Chinese herbalists did not isolate vitamins, let alone fatty acids and antioxidants, but they knew a lot about the curative powers of natural ingredients, much of which the West has yet to fully understand. Hundreds of folk stories exist promulgating the benefits of Chinese herbal ingredients. There is the story of the stepmother who tried to kill her stepchild by feeding him undercooked rice, but because the child feasted on hawthorn berries (
shan zha)
from the fields every day, he did not even suffer from indigestion. Then there is the tale of the defeated army cut off and stranded on the mountain, surrounded by their conquerors. It was assumed that they would starve to death, but instead they survived by eating ‘mountain medicine’ (
shan yao
) and a year later reappeared and scored a decisive victory. The details may be blurred or exaggerated, but the messages are clear.
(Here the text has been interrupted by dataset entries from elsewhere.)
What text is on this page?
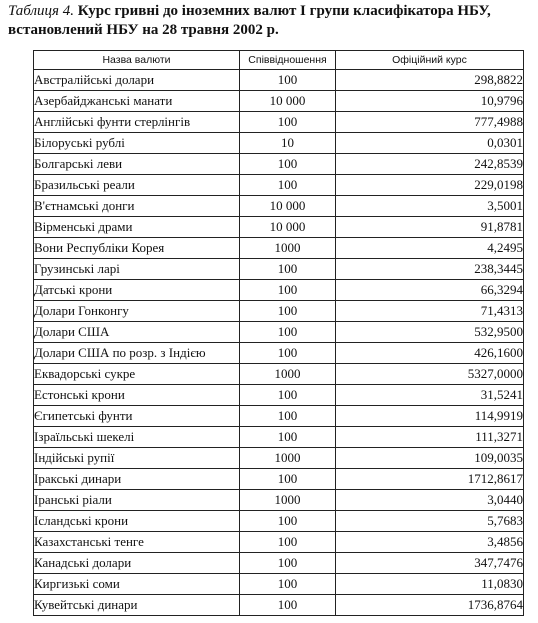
Таблиця 4. Курс гривні до іноземних валют І групи класифікатора НБУ, встановлений НБУ на 28 травня 2002 р.
Назва валюти	Співвідношення	Офіційний курс
Австралійські долари	100	298,8822
Азербайджанські манати	10 000	10,9796
Англійські фунти стерлінгів	100	777,4988
Білоруські рублі	10	0,0301
Болгарські леви	100	242,8539
Бразильські реали	100	229,0198
В'єтнамські донги	10 000	3,5001
Вірменські драми	10 000	91,8781
Вони Республіки Корея	1000	4,2495
Грузинські ларі	100	238,3445
Датські крони	100	66,3294
Долари Гонконгу	100	71,4313
Долари США	100	532,9500
Долари США по розр. з Індією	100	426,1600
Еквадорські сукре	1000	5327,0000
Естонські крони	100	31,5241
Єгипетські фунти	100	114,9919
Ізраїльські шекелі	100	111,3271
Індійські рупії	1000	109,0035
Іракські динари	100	1712,8617
Іранські ріали	1000	3,0440
Ісландські крони	100	5,7683
Казахстанські тенге	100	3,4856
Канадські долари	100	347,7476
Киргизькі соми	100	11,0830
Кувейтські динари	100	1736,8764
And like the other secrets of the Chinese diet, the tea habit is one that you can adapt to your own tastes and lifestyle. Many Western herbal teas are bursting with health benefits, some make use of Chinese therapeutic ingredients: ginger and fennel help digestion, as does liquorice, which is also an energy tonic. Cinnamon is warming, peppermint is cooling. Then there are European plants: nettle cleanses the liver and is a mild laxative, camomile is a sedative, and verveine a nervous tonic. All these options, and green tea, are now available from most supermarkets and more and more food and beverage outlets are providing them too. Look out for loose teas if you can find them since the tea-bag varieties are inferior to the fresh – with green tea in particular, they are usually made from the ‘dust’ which remains after the whole leaves have been boxed. But any green tea is better than no green tea.
Think of these drinks as an addition to your usual routine. Have them on hand to quench your thirst or fill an idle moment. As your body begins to feel the benefits you may find that the caffeine-loaded stimulants you have relied on until now begin to lose their appeal.